Almost every month, the front pages of Liberian newspapers and the airwaves are saturated with news of theft by no one else, but employees of banks in Monrovia and elsewhere in the country.

At the moment, the court system is conducting trials of a number of alleged bank employees and collaborators for stealing customers’ money deposited in a number of banks.

One case-in-point is an alleged transfer of US$9, 000.00, through internet banking at Ecobank-Liberia by a group of four Nigerian and Liberian suspects to their Nigerian counterparts in Brazil. The Liberian suspects are reported to have allegedly conspired with some unidentified Nigerians ‘residing in Brazil’ through internet banking system and hacked into accounts, transferring the US$9,000 into account number 0043144710787101.

Another case currently in court is a theft of US$300,100.00 involving four employees of the First International Bank or FIBank in Ganta, Nimba County. The FIBank employees are reported to have admitted to the theft following their arrests on February 7, 2015, noting that “they criminally exposed and shared their individual passwords with each other… and as a result… they made away with the total sum of US$300,100.00.” 

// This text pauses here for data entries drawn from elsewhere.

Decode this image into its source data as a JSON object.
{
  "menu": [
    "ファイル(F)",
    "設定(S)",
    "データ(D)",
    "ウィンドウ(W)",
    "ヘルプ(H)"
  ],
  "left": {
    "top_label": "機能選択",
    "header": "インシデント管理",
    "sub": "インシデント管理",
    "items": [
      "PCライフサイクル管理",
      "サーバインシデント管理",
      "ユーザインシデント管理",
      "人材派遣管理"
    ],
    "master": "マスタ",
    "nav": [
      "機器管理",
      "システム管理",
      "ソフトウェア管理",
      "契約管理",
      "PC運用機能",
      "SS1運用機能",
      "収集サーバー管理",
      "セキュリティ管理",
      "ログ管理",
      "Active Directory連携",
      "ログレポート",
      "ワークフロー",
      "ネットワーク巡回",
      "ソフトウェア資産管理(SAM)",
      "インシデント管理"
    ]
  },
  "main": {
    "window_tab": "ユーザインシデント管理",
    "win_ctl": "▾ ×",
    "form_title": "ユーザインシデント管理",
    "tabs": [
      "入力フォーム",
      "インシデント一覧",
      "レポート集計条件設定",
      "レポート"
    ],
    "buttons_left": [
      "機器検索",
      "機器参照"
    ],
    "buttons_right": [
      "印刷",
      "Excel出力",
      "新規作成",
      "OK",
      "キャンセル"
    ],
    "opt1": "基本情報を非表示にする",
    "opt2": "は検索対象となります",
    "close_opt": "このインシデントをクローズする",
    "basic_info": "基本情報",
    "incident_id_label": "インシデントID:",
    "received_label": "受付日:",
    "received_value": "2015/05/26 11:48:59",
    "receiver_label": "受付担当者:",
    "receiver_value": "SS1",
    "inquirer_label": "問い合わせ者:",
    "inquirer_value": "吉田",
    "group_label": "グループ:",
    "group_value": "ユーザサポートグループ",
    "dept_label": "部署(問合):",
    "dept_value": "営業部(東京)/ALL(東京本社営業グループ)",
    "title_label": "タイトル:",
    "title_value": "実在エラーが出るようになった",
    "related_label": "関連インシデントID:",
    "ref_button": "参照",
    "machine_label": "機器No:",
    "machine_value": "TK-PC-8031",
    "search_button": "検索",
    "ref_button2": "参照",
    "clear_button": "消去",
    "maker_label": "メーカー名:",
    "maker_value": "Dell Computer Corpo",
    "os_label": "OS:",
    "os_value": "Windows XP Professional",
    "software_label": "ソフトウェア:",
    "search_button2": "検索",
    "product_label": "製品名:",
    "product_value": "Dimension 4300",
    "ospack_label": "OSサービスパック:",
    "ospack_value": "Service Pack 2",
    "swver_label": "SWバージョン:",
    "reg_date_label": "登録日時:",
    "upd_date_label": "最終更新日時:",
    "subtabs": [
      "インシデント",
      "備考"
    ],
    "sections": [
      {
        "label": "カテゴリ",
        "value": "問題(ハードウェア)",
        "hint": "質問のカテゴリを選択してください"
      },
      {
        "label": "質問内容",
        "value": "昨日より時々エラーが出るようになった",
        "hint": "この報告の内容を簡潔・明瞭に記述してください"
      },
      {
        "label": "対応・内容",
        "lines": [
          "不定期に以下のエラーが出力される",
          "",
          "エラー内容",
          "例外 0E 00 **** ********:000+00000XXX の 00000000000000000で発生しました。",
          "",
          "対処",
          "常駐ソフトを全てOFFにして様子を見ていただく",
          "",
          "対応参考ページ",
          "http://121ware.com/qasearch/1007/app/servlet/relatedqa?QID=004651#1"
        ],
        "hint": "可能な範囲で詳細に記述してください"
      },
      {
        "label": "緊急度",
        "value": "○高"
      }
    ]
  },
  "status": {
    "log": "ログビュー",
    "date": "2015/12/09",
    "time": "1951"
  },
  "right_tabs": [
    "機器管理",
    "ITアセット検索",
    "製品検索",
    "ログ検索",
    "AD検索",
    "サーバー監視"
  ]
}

The issue of alleged thefts at Ecobank and FIBank now in the public domain does not suggest that other banking institutions are not affected. Perhaps, these institutions may be concealing such information to avoid bad corporate relations.

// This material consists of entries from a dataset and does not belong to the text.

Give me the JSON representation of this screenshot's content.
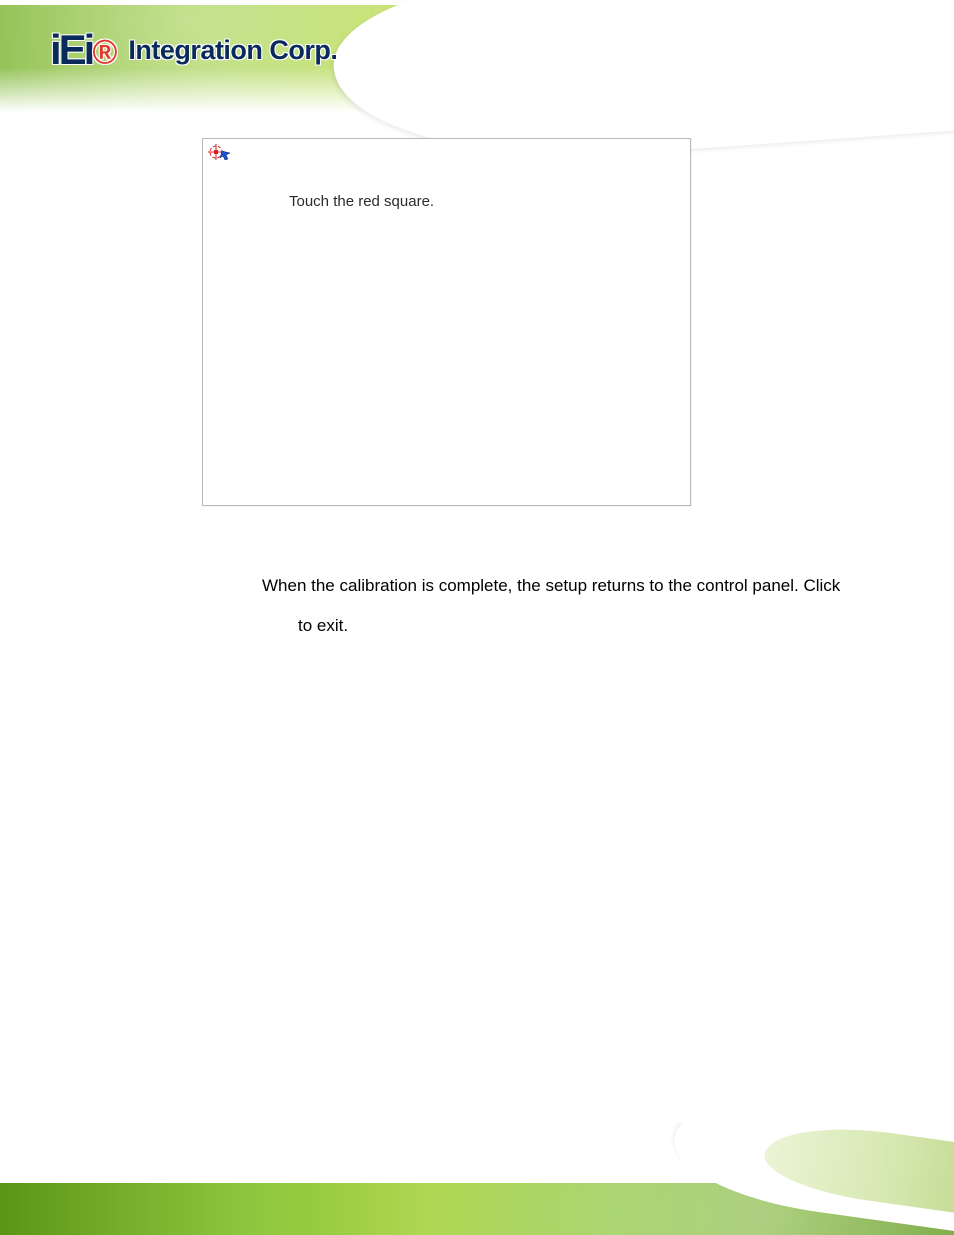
{
  "brand": {
    "logo_mark": "iEi",
    "logo_dot": "®",
    "logo_text": "Integration Corp."
  },
  "calibration": {
    "instruction": "Touch the red square."
  },
  "body": {
    "line1": "When the calibration is complete, the setup returns to the control panel. Click",
    "line2_indent": "to exit."
  }
}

In all fairness, continuity in thefts, most especially by employees of these banking institutions is projecting a very damaging image of the Liberian banking sector. This may even be creating fear among customers whose best places to keep their cash are persistently ‘terrorize’ by internal criminals. 

To curtail this and save the image of the banking sector, as well as protect the interest of customers, the Central Bank of Liberia or CBL MUST intervene; and it’s just a matter of mere intervention, but the establishment of the root cause(s) of such persistent internal criminal activities at the affected banks.

Once the problems are identified and properly solved without any form of sentiments in consonance with the CBL regulations, thefts may either vanish or be reduced.